Сумерки, поддерживаемые дождем и туманом, быстро перешли в ночь. Незваный гость более не появился.
Садовники получали полное жалованье и за дождливые дни, пусть на работу не выходили. За исключением Генри Сорна, старшего садовника. Тот мог и прийти, чтобы проверить дренажную систему лужаек. В некоторых местах ее, случалось, забивали листья, и там лужайки подтапливались.
Но Райан определенно видел не Генри Сорна. Судя по грациозности, с какой перемещался незваный гость, плавности его движений, у Райана сложилось ощущение, что это женщина.
У него работали две женщины, Пенелопа Эмори и ее помощница, Джордана. Ни у одной не было причин появляться на лужайке, а насчет того, чтобы погулять в дождливый день… такая мысль просто не могла прийти в голову ни Пенелопе, ни Джордане.
Территорию окружала стена. Бронзовые ворота закрывались автоматически, как только их миновал автомобиль, и никак не могли остаться открытыми. Чтобы перелезть через стены или ворота, требовалось приложить немало усилий.
Электронные замки двух калиток открывались только из дома и с наружного пульта. Ворота на подъездной дорожке открывались еще и с помощью пульта дистанционного управления. За исключением сотрудников, Райан отдал такой пульт только одному человеку.
Стоя у окна солярия, не видя ничего, кроме своего отражения на зачерненном ночью стекле, Райан прошептал: «Саманта?»
После обеда Райан унес роман Сэм наверх, с намерением прочитать еще главу или две, прежде чем лечь спать, хотя сомневался, что даже при втором прочтении ее слова смогут убаюкать его.
Как обычно, Пенелопа ранее убрала покрывало и откинула одеяло в сторону. На прикроватной тумбочке горела лампа, и ему это нравилось.
На взбитых подушках лежал целлофановый мешочек, с горловиной, перевязанной красной ленточкой. Пенелопа не могла оставить вечернюю конфетку, а в мешочке лежали именно конфетки.
Не традиционные мятные леденцы или шоколадные конфеты «Годива», какие часто оставляли горничные на подушках в номере отеля. В мешочке лежали миниатюрные белые сердечки, с надписью красным на одной стороне, какие обычно продаются только перед Днем святого Валентина, до которого оставалось чуть меньше месяца.

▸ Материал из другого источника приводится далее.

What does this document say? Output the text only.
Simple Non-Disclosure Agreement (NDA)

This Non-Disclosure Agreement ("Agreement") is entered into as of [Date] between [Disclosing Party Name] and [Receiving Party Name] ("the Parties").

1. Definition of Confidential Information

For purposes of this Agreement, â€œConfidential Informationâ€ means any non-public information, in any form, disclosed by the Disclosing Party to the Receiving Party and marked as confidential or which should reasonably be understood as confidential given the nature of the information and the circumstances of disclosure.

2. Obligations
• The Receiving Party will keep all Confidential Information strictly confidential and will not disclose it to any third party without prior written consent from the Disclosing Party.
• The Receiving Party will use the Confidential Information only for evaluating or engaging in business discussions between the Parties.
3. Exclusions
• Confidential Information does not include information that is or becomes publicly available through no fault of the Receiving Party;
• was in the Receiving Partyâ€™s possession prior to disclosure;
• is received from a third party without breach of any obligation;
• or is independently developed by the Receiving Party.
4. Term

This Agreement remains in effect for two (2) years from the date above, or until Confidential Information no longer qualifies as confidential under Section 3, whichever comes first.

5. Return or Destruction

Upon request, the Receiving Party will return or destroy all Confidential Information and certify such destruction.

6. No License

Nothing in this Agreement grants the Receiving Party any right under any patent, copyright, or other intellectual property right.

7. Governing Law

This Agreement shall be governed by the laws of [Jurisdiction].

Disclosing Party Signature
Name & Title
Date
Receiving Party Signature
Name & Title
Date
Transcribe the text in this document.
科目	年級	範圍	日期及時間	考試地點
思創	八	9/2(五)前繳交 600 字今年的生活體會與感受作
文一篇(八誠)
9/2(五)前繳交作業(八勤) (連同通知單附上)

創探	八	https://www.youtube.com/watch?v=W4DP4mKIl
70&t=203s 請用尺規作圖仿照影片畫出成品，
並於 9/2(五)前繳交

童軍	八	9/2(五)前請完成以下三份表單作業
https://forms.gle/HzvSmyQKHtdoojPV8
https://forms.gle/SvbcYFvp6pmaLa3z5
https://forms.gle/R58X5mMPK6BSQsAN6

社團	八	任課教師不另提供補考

В некотором недоумении Райан повертел хрустящий мешочек в руке. Заметил, что все конфетки одинаковые, и надпись на них одна и та же: «БУДЬ МОИМ».
Насколько он помнил, в мешочке обычно лежали конфетки с разными надписями: «ЛЮБЛЮ ТЕБЯ», «МОЙ СЛАДКИЙ», «ПОЦЕЛУЙ МЕНЯ» и другими.
Чтобы собрать в один мешочек одинаковые конфетки, требовалось купить несколько, выбрать из них конфетки с нужной надписью и сложить в один.
В ванной, сев перед зеркалом, он развязал ленточку, высыпал конфетки на черный гранит. На тех, что легли вверх лицевой стороной, увидел одну и ту же надпись.